Siddhartha sold his Mindtree stake to pay off his debts of Coffee Day Enterprises
(CDE – holding firm for CCD) and other ventures. Total debt of CDE was
Rs.6550 crores before the sale of its Mindtree stake. The company had raised
around Rs.1000 crore through a public issue in October 2015. It had a debt-to-
equity ratio of 1.7 times in FY16 which shot up to 2.6 times in FY19.
L&T made an open offer without owning 25% shares in Mindtree. JN Gupta,
founder, Stakeholder Empowerment Services (SES) and a former director at
SEBI in a said an open offer gets triggered only if an order placed with the broker
crosses the threshold of 25 per cent voting rights, which L&T did not have at the
time of announcement of the offer. Mindtree also wrote to SEBI seeking
clarification on whether the offer was “legally valid”.
While the approval of SEBI to L&T for purchase of 31% stake in Mindtree was
taking time, L&T acquired more shares from the open market and its stake
reached to 28.9%. Other investors that sold shares of Mindtree to L&T included
Rekha Shah (wife of Enam Group co-founder Nemish Shah), White Oak Capital
Management (founded by former Goldman Sachs executive Prashant Khemka)
On 6th May, 2019 L&T bought shares worth Rs.113 crore i.e., 0.75% of Mindtree.

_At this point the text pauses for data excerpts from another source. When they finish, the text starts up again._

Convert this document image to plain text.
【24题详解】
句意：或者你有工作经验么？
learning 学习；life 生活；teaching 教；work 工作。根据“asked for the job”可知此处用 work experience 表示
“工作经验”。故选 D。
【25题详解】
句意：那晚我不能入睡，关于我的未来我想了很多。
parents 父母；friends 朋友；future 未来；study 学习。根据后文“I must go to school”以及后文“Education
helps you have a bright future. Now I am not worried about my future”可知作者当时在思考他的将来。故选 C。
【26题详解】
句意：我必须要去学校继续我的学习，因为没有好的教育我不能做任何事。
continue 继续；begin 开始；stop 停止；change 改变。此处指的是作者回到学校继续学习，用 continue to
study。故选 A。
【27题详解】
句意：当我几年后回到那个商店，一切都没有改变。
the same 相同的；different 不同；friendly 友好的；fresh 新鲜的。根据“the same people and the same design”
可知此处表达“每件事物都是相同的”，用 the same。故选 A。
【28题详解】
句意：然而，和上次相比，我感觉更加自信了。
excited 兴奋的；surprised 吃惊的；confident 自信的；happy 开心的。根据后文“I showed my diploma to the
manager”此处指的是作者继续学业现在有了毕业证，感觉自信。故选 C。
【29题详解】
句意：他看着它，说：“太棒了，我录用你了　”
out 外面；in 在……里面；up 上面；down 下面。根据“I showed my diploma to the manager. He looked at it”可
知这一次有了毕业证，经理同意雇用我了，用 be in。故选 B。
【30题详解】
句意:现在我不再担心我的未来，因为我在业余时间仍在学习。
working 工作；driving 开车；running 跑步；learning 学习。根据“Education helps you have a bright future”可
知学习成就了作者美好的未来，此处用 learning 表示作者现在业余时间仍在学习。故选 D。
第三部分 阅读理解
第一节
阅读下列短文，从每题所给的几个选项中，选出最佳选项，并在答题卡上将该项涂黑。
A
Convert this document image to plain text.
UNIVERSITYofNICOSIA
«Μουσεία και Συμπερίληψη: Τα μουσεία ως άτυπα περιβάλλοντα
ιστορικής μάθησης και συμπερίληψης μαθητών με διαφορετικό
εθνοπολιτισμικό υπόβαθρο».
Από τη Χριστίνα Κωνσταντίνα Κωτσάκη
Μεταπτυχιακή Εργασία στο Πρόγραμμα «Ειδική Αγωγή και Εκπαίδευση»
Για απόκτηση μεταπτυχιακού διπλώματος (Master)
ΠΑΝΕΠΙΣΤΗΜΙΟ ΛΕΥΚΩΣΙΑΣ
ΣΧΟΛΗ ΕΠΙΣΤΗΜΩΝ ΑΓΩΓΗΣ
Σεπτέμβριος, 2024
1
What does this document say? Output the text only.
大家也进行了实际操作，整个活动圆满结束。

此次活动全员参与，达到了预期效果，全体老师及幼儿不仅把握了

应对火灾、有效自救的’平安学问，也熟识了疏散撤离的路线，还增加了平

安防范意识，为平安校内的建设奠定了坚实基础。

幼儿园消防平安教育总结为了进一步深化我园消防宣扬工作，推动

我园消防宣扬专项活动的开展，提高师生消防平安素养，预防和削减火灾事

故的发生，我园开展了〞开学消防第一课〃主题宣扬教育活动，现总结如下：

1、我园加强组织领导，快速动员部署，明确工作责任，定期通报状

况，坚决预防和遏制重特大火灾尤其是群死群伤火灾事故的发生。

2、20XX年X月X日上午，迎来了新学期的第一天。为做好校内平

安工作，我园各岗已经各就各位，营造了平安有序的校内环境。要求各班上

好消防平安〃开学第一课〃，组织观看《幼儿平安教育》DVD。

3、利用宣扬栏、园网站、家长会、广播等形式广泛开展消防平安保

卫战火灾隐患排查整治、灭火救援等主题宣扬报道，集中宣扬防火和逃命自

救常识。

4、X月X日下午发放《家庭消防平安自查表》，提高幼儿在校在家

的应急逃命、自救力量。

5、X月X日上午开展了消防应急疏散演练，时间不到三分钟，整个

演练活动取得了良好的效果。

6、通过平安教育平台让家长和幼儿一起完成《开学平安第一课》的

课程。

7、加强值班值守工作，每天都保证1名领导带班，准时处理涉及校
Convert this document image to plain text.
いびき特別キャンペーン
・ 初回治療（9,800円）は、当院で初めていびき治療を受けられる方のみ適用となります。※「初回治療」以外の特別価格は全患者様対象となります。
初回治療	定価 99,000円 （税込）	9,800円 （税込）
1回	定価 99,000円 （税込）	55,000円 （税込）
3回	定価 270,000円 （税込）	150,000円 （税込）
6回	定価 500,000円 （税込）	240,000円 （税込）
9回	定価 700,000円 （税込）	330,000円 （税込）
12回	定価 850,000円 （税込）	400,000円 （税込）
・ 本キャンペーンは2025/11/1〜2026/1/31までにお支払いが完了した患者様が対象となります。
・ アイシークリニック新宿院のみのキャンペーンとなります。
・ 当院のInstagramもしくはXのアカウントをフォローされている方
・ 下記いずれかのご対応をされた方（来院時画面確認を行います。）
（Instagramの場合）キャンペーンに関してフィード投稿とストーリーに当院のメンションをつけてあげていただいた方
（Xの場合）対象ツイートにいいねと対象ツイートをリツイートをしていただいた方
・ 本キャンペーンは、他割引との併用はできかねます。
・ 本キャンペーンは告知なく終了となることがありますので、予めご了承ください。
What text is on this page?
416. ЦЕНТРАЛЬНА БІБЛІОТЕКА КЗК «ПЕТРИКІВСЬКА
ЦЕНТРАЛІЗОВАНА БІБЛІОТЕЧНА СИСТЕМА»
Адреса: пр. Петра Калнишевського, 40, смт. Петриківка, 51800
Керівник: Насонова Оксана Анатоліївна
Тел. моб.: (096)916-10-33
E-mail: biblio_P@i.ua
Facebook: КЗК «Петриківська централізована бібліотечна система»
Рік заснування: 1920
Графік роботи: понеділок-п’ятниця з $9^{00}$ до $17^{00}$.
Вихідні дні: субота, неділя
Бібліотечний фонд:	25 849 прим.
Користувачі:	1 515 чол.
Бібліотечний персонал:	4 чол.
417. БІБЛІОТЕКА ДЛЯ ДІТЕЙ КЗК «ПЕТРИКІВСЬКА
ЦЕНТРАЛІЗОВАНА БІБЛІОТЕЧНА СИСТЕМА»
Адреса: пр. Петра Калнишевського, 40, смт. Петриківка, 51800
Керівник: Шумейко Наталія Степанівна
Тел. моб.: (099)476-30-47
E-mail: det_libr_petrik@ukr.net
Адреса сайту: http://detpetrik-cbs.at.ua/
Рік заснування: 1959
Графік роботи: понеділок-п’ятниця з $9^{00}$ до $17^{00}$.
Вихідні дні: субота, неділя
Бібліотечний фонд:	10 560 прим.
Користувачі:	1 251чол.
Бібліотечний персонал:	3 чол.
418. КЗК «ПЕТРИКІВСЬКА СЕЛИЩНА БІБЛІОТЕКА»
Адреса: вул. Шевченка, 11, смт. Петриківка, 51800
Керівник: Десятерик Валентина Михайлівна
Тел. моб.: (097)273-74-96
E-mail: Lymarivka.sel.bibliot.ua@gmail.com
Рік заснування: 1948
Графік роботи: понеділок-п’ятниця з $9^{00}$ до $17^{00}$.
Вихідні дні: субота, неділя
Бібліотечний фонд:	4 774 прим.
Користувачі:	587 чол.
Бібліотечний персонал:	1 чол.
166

On 7th and 8th May 2019, investors Enam Group and HDFC Life Insurance sold
their 2.2% and 1% stakes in Mindtree, respectively to L&T. L&T raised its stake
in Mindtree by about 2% to 28.45% between May 20-24 by picking up share’s
worth over Rs.316 crore. It acquired 97,815 equity shares of Mindtree Ltd on
May 29, 2019 raising the stake to 28.87%. Further, it acquired 25,000 equity
shares of Mindtree on June 6, 2019 raising the stake to 28.9%. L&T bought the
shares from mutual funds, alternative investment funds (AIFs), insurers and
wealthy individuals.
Finally, after receiving approval of SEBI, L&T launched the open offer on June
17, 2019 for 5,13,25,371 equity shares (representing 31% of the share capital) at
Rs.980 per share.
After the launch of open offer by L&T, Mindtree promoters gave up the plan to
buy back shares and formed a committee of independent directors, led by Apurva
Purohit (Independent Director) to evaluate the offer of L&T keeping in mind the
interest of shareholders of Mindtree. While the promoters of Mindtree were of
the opinion that the offer price, Rs.980, was undervalued and much lower than
Rs.1183 (52-week-high), the committee came to conclusion that offer price was
fair and reasonable.
Nalanda Capital sold its whole stake worth Rs.1707.46 crores to L&T in the open
offer for shareholders of Mindtree. Arohi Asset Management too, sold its 1.22 %
stake held in the company via Ontario Teachers’ Pension Plan in the open offer
to L&T. L&T got over 21% stake through open offer so far and increased its
stake in Mindtree to 51%. 73.9% of public shareholders sold their shares to L&T.
Other institutional shareholders, Amansa Private Holdings (2.77%) and UTI
Asset Management Co. Ltd (2.97%) sold their stake to L&T in open offer.